The thesis will focus on building machine learning models that can predict which plant crosses will produce the best offspring based on genetic data. Students will work with plant genomic datasets to train AI models that can suggest optimal breeding strategies. The tool will analyze genetic markers and predict traits like crop yield, nutritional content, or environmental adaptability before plants are actually grown.
This approach can significantly reduce the time needed to develop new crop varieties from decades to just a few years. The AI system will help farmers and researchers make data-driven decisions about which plants to breed together, leading to more sustainable agriculture and better food security.
References:
- Genomic selection in plant breeding: methods, models, and perspectives
- Machine learning for plant breeding and biotechnology
RNA Sequence Design using Deep Learning
Type of Work:
- Master
Keywords:
- bioinformatics
- deep learning
- neural networks
- RNA design
- sequence optimization
Description:
The goal of this project is to use deep learning methods to design RNA sequences with specific desired functions. Traditional RNA design relies on complex rules and manual optimization, which can be slow and limited. This thesis will explore how neural networks can learn patterns from existing RNA data to automatically generate new sequences that fold into target structures or perform specific biological tasks.
The project will focus on training deep learning models on RNA sequence-structure datasets and developing methods to generate functional RNA molecules. The approach will combine sequence generation techniques with structure prediction to ensure the designed RNAs can actually fold correctly and work as intended.
References:
- RNA design rules from a massive open laboratory
- Improved RNA secondary structure prediction by maximizing expected accuracy
Efficient Optimization with Multi-Level Gradient Accumulation
Type of Work:
- Master
Keywords:
- machine learning
- optimization
Description:
Multi-level methods are widely used in numerical analysis to solve problems efficiently by combining solutions across coarse and fine resolutions (levels).

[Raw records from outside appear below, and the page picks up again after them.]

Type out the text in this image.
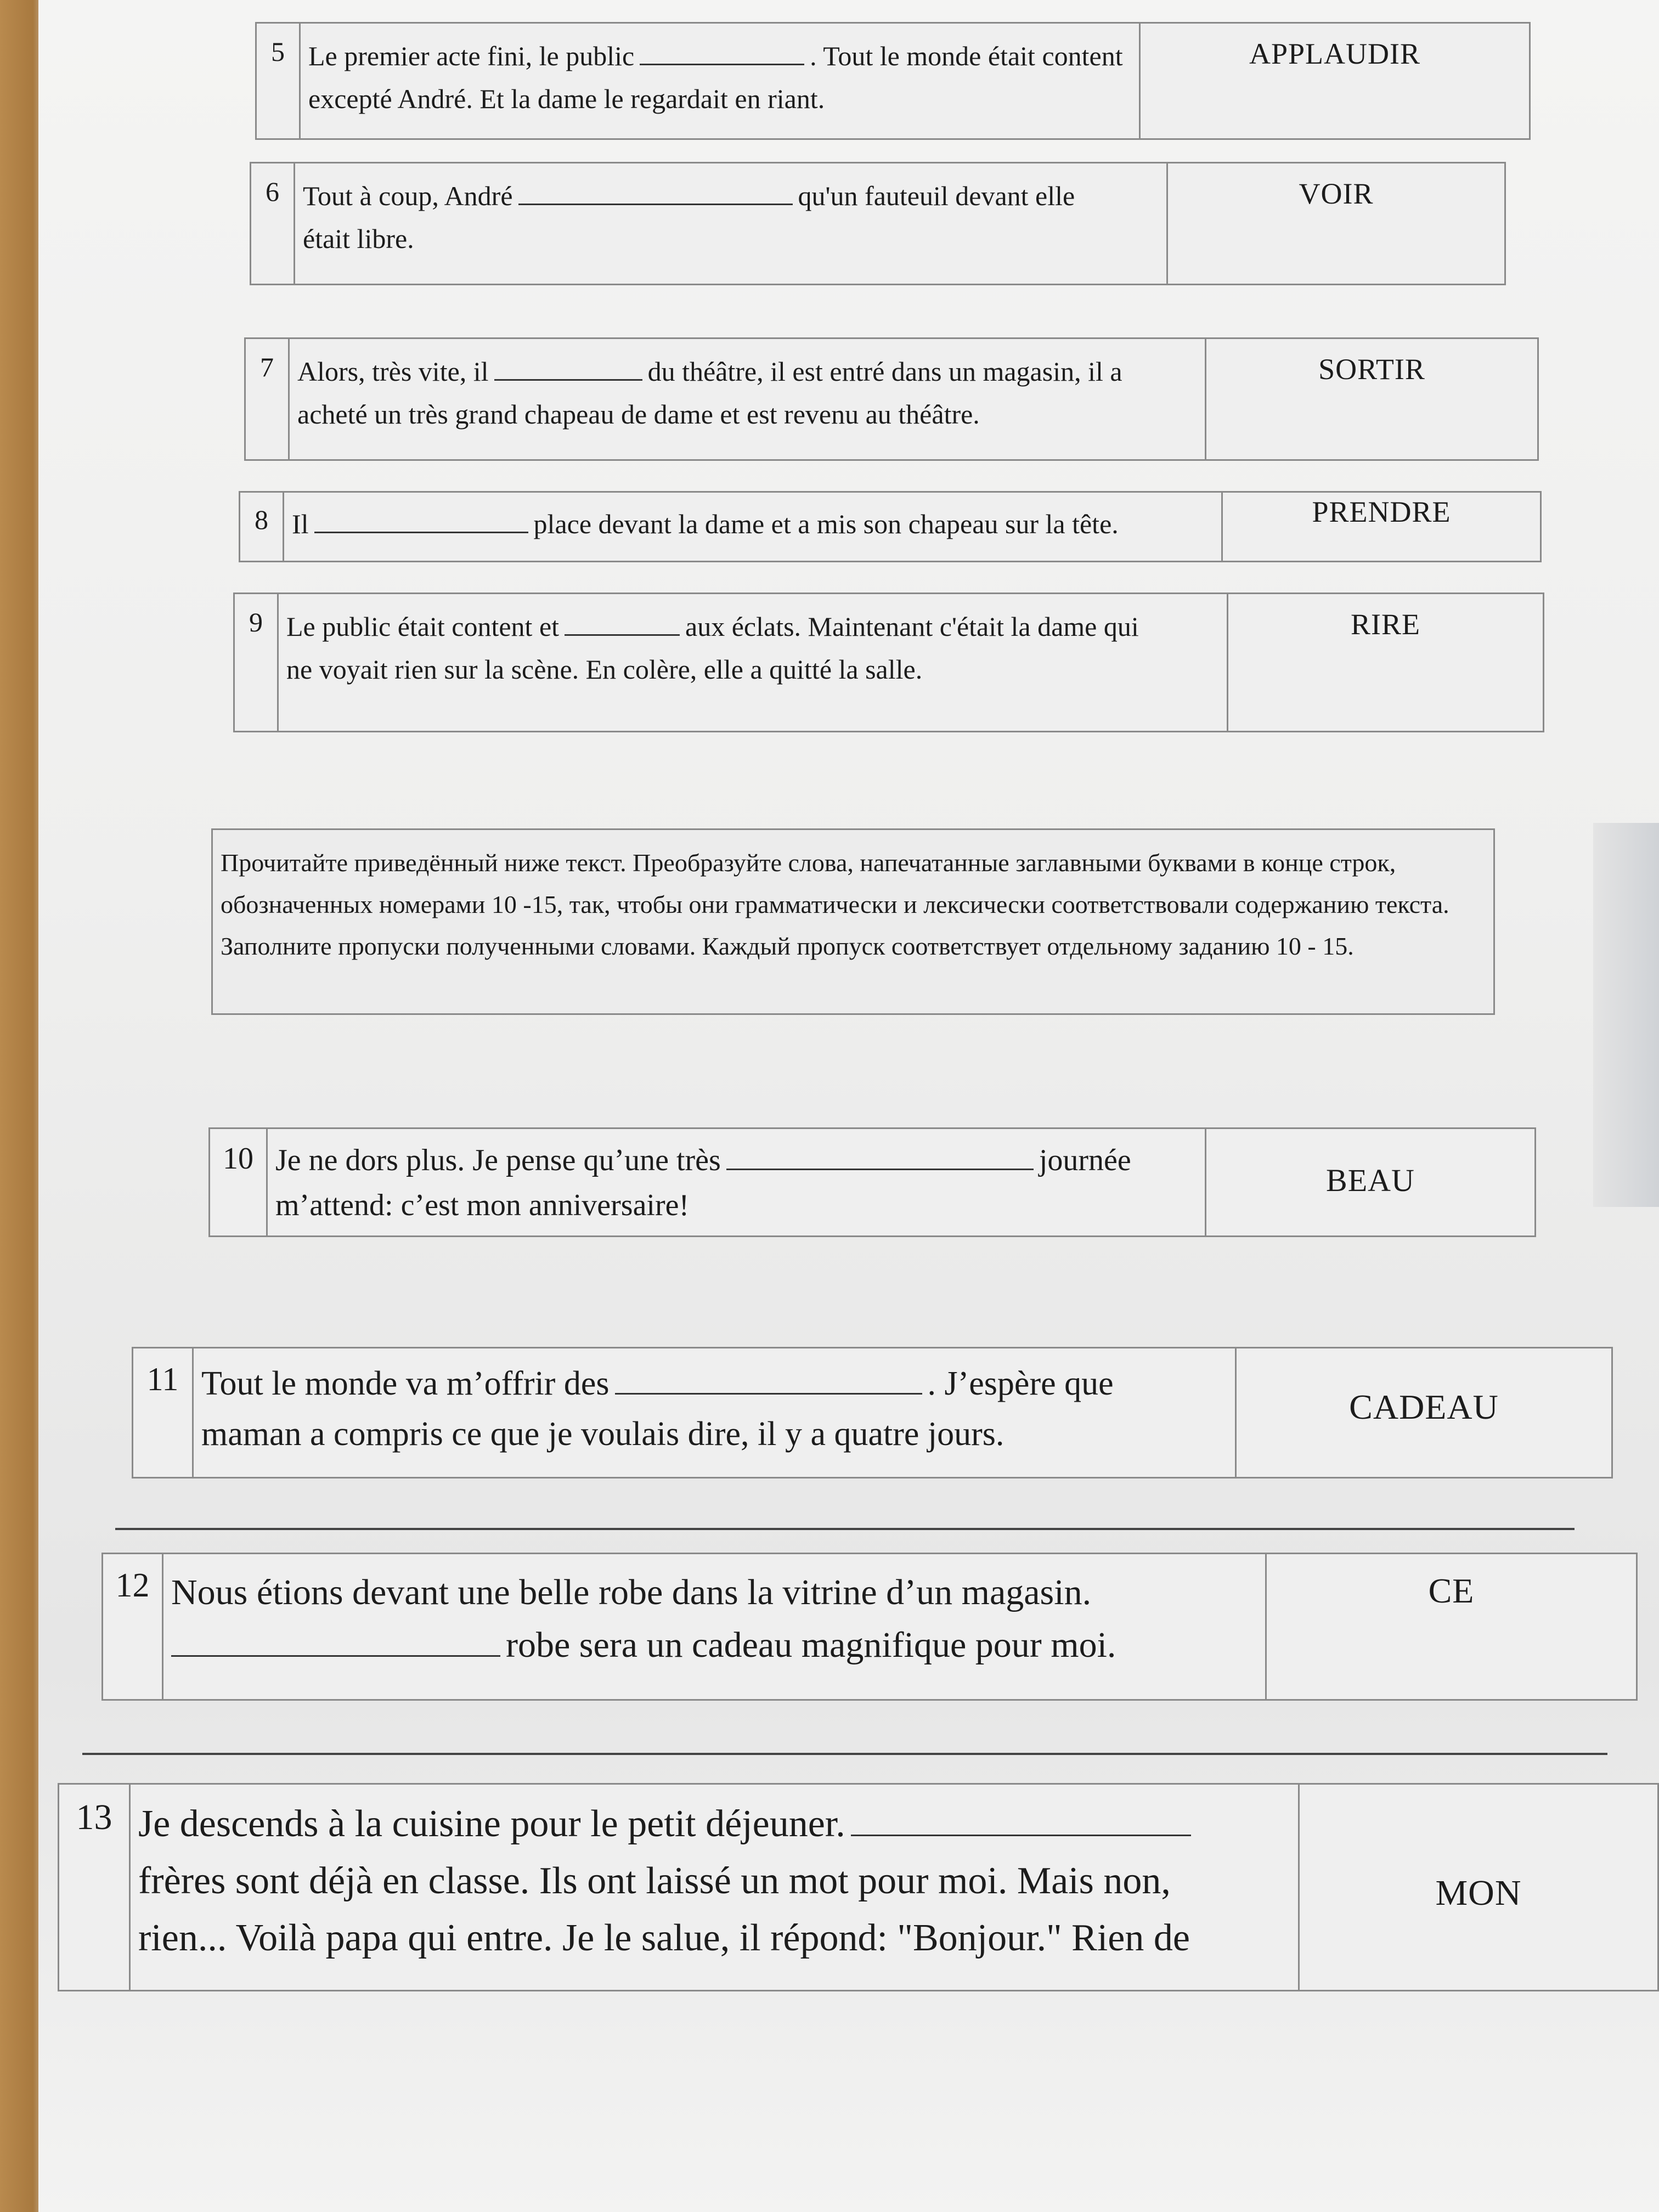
5 Le premier acte fini, le public	. Tout le monde était content
excepté André. Et la dame le regardait en riant.
APPLAUDIR
6 Tout à coup, André	qu'un fauteuil devant elle
était libre.
VOIR
7 Alors, très vite, il	du théâtre, il est entré dans un magasin, il a
acheté un très grand chapeau de dame et est revenu au théâtre.
SORTIR
8 Il	place devant la dame et a mis son chapeau sur la tête.	PRENDRE
9 Le public était content et	aux éclats. Maintenant c'était la dame qui
ne voyait rien sur la scène. En colère, elle a quitté la salle.
RIRE
Прочитайте приведённый ниже текст. Преобразуйте слова, напечатанные заглавными буквами в конце строк, обозначенных номерами 10 -15, так, чтобы они грамматически и лексически соответствовали содержанию текста. Заполните пропуски полученными словами. Каждый пропуск соответствует отдельному заданию 10 - 15.
10 Je ne dors plus. Je pense qu’une très	journée
m’attend: c’est mon anniversaire!
BEAU
11 Tout le monde va m’offrir des	. J’espère que
maman a compris ce que je voulais dire, il y a quatre jours.
CADEAU
12 Nous étions devant une belle robe dans la vitrine d’un magasin.
robe sera un cadeau magnifique pour moi.
CE
13 Je descends à la cuisine pour le petit déjeuner.
frères sont déjà en classe. Ils ont laissé un mot pour moi. Mais non,
rien... Voilà papa qui entre. Je le salue, il répond: "Bonjour." Rien de
MON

This project explores how a similar idea can be applied to gradient-based optimization in deep learning: gradients are first computed on coarse levels (e.g. low resolution or small size) using a large batch size, then refined using residual gradients from finer levels. The goal is to improve the quality of gradient estimates while reducing the computational cost of high-resolution training. The student will implement this approach in Jax and test it on models for classification or generative tasks. Background in deep learning and interest in optimization techniques is important; familiarity with Python, Jax/PyTorch and NumPy is a plus but not strictly required.